Running an example command¶
flagstat¶
Once you have data converted to ADAM, you can gather statistics from the
ADAM file using flagstat. This command will output
stats identically to the samtools flagstat
command.
./bin/adam-submit flagstat NA12878_chr20.adam
Outputs:
51554029 + 0 in total (QC-passed reads + QC-failed reads)
0 + 0 duplicates
50849935 + 0 mapped (98.63%:0.00%)
51554029 + 0 paired in sequencing
25778679 + 0 read1
25775350 + 0 read2
49874394 + 0 properly paired (96.74%:0.00%)
50145841 + 0 with itself and mate mapped
704094 + 0 singletons (1.37%:0.00%)
158721 + 0 with mate mapped to a different chr
105812 + 0 with mate mapped to a different chr (mapQ>=5)
In practice, you will find that the ADAM flagstat
command takes
orders of magnitude less time than samtools to compute these statistics.

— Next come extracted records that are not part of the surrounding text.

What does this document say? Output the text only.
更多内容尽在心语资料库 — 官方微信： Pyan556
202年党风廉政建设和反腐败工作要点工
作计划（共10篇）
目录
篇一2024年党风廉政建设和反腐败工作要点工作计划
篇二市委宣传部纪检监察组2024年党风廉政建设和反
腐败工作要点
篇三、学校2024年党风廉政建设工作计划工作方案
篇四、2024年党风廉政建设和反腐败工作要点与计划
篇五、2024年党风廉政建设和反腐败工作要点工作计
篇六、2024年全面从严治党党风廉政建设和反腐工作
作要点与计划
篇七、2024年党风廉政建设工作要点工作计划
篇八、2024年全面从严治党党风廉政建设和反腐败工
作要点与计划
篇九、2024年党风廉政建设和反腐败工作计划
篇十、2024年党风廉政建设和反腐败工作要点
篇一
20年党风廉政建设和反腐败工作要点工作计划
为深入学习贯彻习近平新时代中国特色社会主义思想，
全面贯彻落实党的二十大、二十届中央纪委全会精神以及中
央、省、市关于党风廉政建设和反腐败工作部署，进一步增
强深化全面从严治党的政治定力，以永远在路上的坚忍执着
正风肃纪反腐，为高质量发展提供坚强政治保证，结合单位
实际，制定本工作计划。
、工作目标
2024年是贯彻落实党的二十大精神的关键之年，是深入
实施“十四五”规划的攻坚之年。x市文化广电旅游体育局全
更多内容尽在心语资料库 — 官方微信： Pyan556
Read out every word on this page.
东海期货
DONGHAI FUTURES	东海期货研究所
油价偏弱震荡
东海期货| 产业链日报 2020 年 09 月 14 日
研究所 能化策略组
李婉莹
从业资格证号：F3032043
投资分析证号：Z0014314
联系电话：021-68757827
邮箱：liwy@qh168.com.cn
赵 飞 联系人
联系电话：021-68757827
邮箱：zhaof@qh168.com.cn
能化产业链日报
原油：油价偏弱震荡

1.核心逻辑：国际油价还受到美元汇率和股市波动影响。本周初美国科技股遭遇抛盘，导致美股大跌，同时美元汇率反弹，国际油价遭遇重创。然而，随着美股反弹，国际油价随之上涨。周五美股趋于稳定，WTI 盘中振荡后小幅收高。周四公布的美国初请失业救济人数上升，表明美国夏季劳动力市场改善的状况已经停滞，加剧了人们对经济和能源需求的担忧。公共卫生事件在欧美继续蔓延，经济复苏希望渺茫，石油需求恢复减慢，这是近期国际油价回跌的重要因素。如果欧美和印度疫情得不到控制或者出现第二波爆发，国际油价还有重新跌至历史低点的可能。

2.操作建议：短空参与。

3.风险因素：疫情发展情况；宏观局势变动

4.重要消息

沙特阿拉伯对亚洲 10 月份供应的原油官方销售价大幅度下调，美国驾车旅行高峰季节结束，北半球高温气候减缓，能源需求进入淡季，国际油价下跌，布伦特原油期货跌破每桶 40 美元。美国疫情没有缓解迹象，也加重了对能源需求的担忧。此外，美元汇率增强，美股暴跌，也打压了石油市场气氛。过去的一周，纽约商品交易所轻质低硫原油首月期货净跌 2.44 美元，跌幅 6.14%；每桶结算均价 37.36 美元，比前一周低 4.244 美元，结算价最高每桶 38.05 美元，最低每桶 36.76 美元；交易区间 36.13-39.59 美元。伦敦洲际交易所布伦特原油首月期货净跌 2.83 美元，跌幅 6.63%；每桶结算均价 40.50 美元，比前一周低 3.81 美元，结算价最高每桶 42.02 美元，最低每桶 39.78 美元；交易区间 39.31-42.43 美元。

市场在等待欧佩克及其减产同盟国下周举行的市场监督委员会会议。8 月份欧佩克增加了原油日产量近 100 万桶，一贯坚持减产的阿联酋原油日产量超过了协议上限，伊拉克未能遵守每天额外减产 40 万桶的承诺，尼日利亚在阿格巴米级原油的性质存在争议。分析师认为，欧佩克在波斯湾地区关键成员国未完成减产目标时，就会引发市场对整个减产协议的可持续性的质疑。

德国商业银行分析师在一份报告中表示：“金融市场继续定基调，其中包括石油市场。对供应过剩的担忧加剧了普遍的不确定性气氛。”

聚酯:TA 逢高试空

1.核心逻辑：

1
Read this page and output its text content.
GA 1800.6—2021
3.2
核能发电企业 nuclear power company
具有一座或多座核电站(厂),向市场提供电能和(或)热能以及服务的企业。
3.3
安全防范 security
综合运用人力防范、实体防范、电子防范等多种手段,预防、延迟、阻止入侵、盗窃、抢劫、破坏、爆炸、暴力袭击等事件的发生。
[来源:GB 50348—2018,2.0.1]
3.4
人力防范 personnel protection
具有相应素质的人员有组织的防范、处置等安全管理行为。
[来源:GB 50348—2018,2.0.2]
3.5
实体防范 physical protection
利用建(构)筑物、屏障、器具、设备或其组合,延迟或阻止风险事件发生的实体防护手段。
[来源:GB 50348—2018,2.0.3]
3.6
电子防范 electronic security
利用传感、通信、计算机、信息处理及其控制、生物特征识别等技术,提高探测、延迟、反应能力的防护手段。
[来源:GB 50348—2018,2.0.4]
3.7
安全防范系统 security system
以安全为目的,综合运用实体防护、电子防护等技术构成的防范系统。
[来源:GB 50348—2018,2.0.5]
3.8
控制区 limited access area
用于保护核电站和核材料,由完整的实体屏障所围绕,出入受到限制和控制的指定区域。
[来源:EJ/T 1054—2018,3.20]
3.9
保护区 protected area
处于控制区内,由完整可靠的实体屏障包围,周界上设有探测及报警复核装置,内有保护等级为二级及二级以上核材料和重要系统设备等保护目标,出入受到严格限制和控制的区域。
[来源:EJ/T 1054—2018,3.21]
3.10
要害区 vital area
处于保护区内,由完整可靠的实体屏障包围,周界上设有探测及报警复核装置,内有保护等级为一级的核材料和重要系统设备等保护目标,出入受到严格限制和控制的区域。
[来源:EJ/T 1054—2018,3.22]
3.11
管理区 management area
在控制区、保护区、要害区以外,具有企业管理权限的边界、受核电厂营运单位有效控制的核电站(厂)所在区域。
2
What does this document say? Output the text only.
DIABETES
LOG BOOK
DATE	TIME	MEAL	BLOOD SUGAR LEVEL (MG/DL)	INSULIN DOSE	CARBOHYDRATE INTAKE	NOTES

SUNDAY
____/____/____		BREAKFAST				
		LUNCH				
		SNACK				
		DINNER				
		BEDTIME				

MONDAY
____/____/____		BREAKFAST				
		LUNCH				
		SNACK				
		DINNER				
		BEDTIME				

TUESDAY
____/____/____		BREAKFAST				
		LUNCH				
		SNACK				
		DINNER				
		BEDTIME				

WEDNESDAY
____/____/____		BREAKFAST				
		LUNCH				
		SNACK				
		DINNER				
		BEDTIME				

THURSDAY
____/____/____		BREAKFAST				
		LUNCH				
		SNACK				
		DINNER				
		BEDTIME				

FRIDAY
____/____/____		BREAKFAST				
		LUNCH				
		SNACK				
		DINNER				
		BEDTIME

For example, on a MacBook Pro, the command above took 17 seconds to run
while samtools flagstat NA12878_chr20.bam
took 55 seconds. On larger
files, the difference in speed is even more dramatic. ADAM is faster
because it is multi-threaded, distributed and uses a columnar storage
format (with a projected schema that only materializes the read flags
instead of the whole read).
Running on a cluster¶
We provide the adam-submit
and adam-shell
commands under the
bin
directory. These can be used to submit ADAM jobs to a spark
cluster, or to run ADAM interactively.